We go a lot further. You will have seen, or some of you might have noticed, there's a second generic on agent, which is the depths type. And so if you register tools with this agent, they-- you-- we can have type safe dependencies to tools, which I will show you in a moment.
So the other thing you will notice is missing from this example is any tools. So let's look at an example with tools. If I open this example here, we have-- this is an example of memory, long-term memory in particular, where we're using a tool to record memories and then another tool to be able to retrieve memories.
So you'll see we have these two tools here, record memory and retrieve memory.

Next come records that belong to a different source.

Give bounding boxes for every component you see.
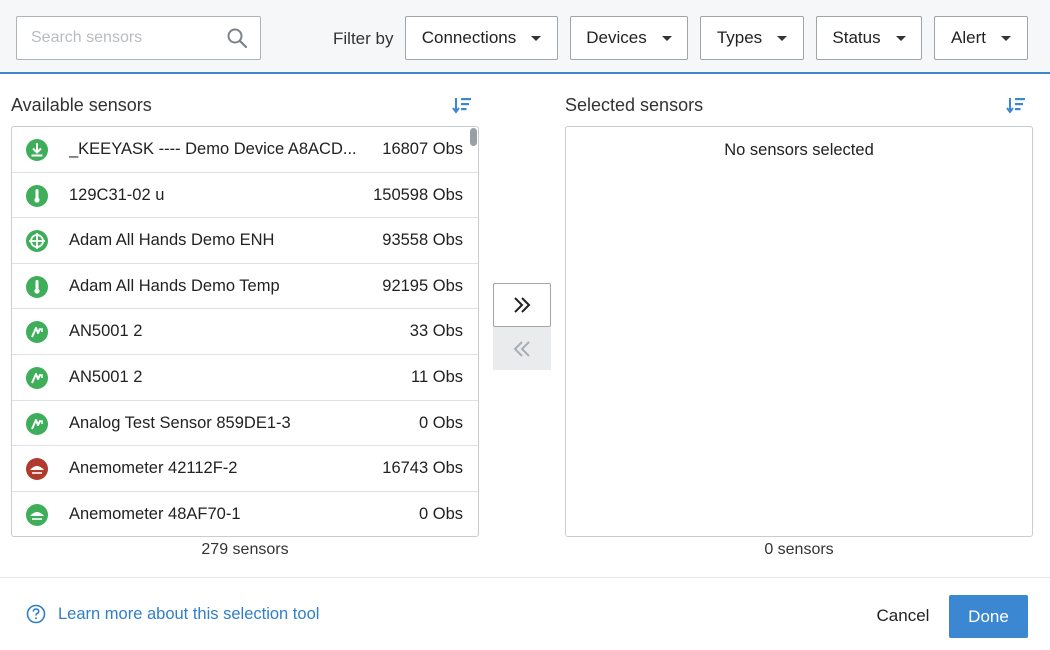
observation-count: 93558 Obs	[382, 231, 463, 250]
sensor-name: Adam All Hands Demo Temp	[69, 276, 280, 295]
sensor-row[interactable]: 129C31-02 u 150598 Obs	[12, 173, 478, 219]
sensor-name: AN5001 2	[69, 322, 143, 341]
observation-count: 33 Obs	[409, 322, 463, 341]
selected-sensors-list: No sensors selected	[565, 126, 1033, 537]
status-dropdown[interactable]: Status	[816, 16, 922, 60]
sort-icon[interactable]	[452, 96, 472, 114]
devices-dropdown[interactable]: Devices	[570, 16, 688, 60]
double-chevron-right-icon	[514, 297, 531, 313]
observation-count: 16807 Obs	[382, 140, 463, 158]
sensor-row[interactable]: Adam All Hands Demo ENH 93558 Obs	[12, 218, 478, 264]
sort-icon[interactable]	[1006, 96, 1026, 114]
help-icon	[26, 604, 46, 624]
wind-icon	[26, 458, 48, 481]
observation-count: 92195 Obs	[382, 276, 463, 295]
observation-count: 0 Obs	[418, 413, 463, 432]
empty-message: No sensors selected	[724, 141, 874, 159]
sensor-name: _KEEYASK ---- Demo Device A8ACD...	[69, 140, 357, 158]
analog-gauge-icon	[26, 366, 48, 389]
help-link[interactable]: Learn more about this selection tool	[26, 604, 319, 624]
connections-dropdown[interactable]: Connections	[405, 16, 558, 60]
devices-dropdown-label: Devices	[586, 28, 647, 47]
filter-toolbar: Filter by Connections Devices Types Stat…	[0, 0, 1050, 74]
sensor-name: Analog Test Sensor 859DE1-3	[69, 413, 291, 432]
connections-dropdown-label: Connections	[421, 28, 517, 47]
dialog-footer: Learn more about this selection tool Can…	[0, 577, 1050, 650]
sensor-name: Anemometer 48AF70-1	[69, 504, 241, 523]
crosshair-icon	[26, 230, 48, 253]
caret-down-icon	[1000, 35, 1011, 41]
types-dropdown-label: Types	[716, 28, 763, 47]
sensor-name: Anemometer 42112F-2	[69, 459, 238, 478]
observation-count: 150598 Obs	[373, 185, 463, 204]
double-chevron-left-icon	[513, 340, 530, 357]
selected-count: 0 sensors	[764, 541, 834, 558]
observation-count: 11 Obs	[411, 367, 463, 386]
sensor-row[interactable]: Adam All Hands Demo Temp 92195 Obs	[12, 264, 478, 310]
sensor-row[interactable]: Anemometer 48AF70-1 0 Obs	[12, 492, 478, 536]
thermometer-icon	[26, 184, 48, 207]
done-button[interactable]: Done	[949, 595, 1028, 638]
sensor-row[interactable]: AN5001 2 33 Obs	[12, 309, 478, 355]
sensor-name: Adam All Hands Demo ENH	[69, 231, 275, 250]
caret-down-icon	[895, 35, 906, 41]
cancel-button[interactable]: Cancel	[866, 596, 940, 636]
list-scrollbar[interactable]	[470, 128, 477, 146]
sensor-name: 129C31-02 u	[69, 185, 165, 204]
sensor-row[interactable]: AN5001 2 11 Obs	[12, 355, 478, 401]
help-link-text: Learn more about this selection tool	[58, 604, 320, 623]
sensor-row[interactable]: _KEEYASK ---- Demo Device A8ACD... 16807 …	[12, 127, 478, 173]
sensor-row[interactable]: Anemometer 42112F-2 16743 Obs	[12, 446, 478, 492]
selected-sensors-title: Selected sensors	[565, 95, 704, 115]
remove-all-button[interactable]	[493, 327, 551, 370]
available-count: 279 sensors	[201, 541, 289, 558]
observation-count: 0 Obs	[418, 504, 463, 523]
sensor-row[interactable]: Analog Test Sensor 859DE1-3 0 Obs	[12, 401, 478, 447]
analog-gauge-icon	[26, 321, 48, 344]
add-all-button[interactable]	[493, 283, 551, 327]
search-box	[16, 16, 261, 60]
download-icon	[26, 139, 48, 161]
wind-icon	[26, 503, 48, 526]
caret-down-icon	[777, 35, 788, 41]
alert-dropdown[interactable]: Alert	[934, 16, 1028, 60]
types-dropdown[interactable]: Types	[700, 16, 804, 60]
available-sensors-title: Available sensors	[11, 95, 152, 115]
observation-count: 16743 Obs	[382, 459, 463, 478]
alert-dropdown-label: Alert	[951, 28, 986, 47]
caret-down-icon	[661, 35, 672, 41]
filter-label: Filter by	[333, 29, 394, 48]
thermometer-icon	[26, 275, 48, 298]
sensor-name: AN5001 2	[69, 367, 143, 386]
search-input[interactable]	[17, 17, 222, 59]
caret-down-icon	[531, 35, 542, 41]
status-dropdown-label: Status	[832, 28, 881, 47]
analog-gauge-icon	[26, 412, 48, 435]
search-icon[interactable]	[226, 27, 248, 49]
available-sensors-list: _KEEYASK ---- Demo Device A8ACD... 16807 …	[11, 126, 479, 537]
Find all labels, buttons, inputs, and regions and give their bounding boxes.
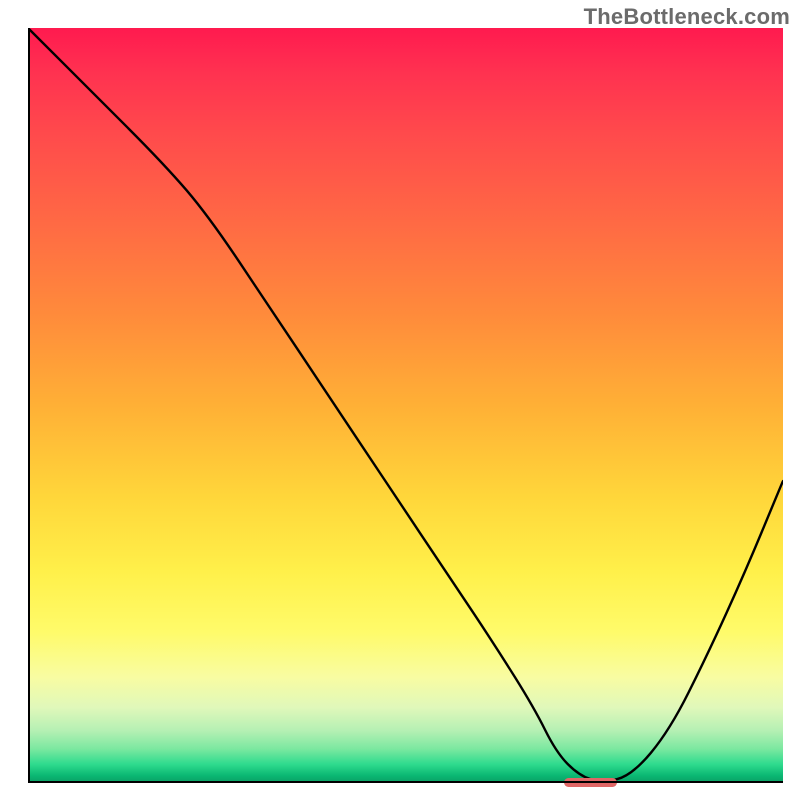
curve-layer [28,28,783,783]
bottleneck-curve [28,28,783,781]
watermark-label: TheBottleneck.com [584,4,790,30]
optimal-range-marker [564,778,617,787]
bottleneck-chart: TheBottleneck.com [0,0,800,800]
plot-area [28,28,783,783]
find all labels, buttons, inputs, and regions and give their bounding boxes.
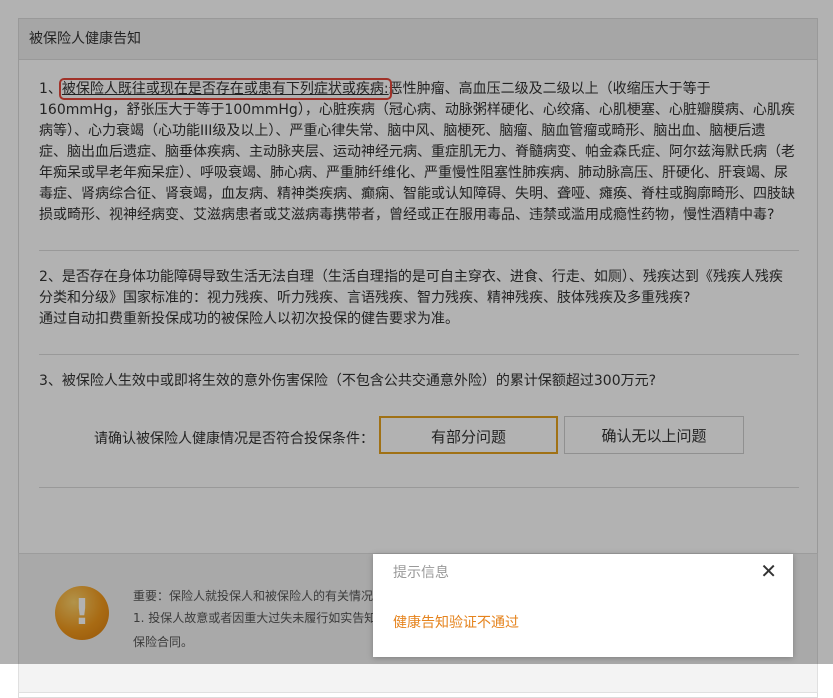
alert-dialog: 提示信息 ✕ 健康告知验证不通过 [373, 554, 793, 657]
dialog-message: 健康告知验证不通过 [393, 615, 519, 631]
dialog-title: 提示信息 [393, 565, 449, 581]
close-icon[interactable]: ✕ [760, 560, 777, 582]
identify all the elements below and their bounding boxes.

Tools are set up by registering them with the agent.tool decorator. But this is where the typing, as I say, gets more complex. Now you will see that we've set depths type when we've defined the agent.
And so our agent is now generic in that depths type. The return type is string because that's the default. And so we-- when we call a tool decorator, we have to set the first argument to be this run context to parameterize with our depths type. And so when we access context.depths, that is an instance of our-- of our depths data class that you see there.
And if we access one of its attributes, we get the actual type. And if we change this to be int, let's say, suddenly we get an error saying we've used the wrong-- the wrong type. So we get this guarantee that the type here matches the type here, matches the attributes you can access here.
And then when we come to run the agent, we need our depths to be an instance of that depths type. So again, if we gave it the wrong type, we would get a typing error saying you're using the wrong type. And as far as I know, we're the only agent framework that works this hard to be type safe.
And it is quite a lot of work on our side. I'll be honest. There's a little bit of work on your side as well. And it's not necessarily as trivial to set up. But it makes it incredibly easy to go and refactor your code. And yeah, we run this here.
And we give it the-- I'm pretty sure I don't have Postgres running. Do I have Docker running? I don't know if I have time to make that work. I will-- that's Docker running. I'll just try and run this very quickly. Docker run. Hopefully that is enough. If I now come and run this example, what you will see is it successfully failed.
Great. I will try one more time and see if I get lucky. I don't know quite what was going on there. Ah, and I have no idea. Well, we can look in Logfire and see what happened to make it fail. I promise you I hadn't set that up to fail the first time to demonstrate the value of observability, but maybe it can help here.
So if you look this first time, we-- our first agent run, you'll see that we used the tool call record memory. The user's name is Samuel. And then it returned finished. And then the second time, you can see that the-- when it did retrieve memory, where it called the-- that tool, the parameter or the argument it gave was your name, which was not-- is not contained within the query the previous time.
We're just doing a very simple I like here. So your name is not a substring of user's name is Samuel. And so that's why it failed that time. So this has turned into a very useful example of where Logfire can help. And if we look at the-- that second time, you'll see user's name is Samuel.
And then when it-- when it ran the agent, it just asked for name. Name is obviously a substring of-- of the user's name is Samuel. And so it was able-- it got the response, user's name is Samuel, and therefore succeeded. The other thing we get here is, like, obviously, we get this tracing information.
So we can see how long each of those calls took. And we also get pricing on both aggregate across the whole of the the trace and individuals' bands. I am told that I am running out of time. So thank you very much.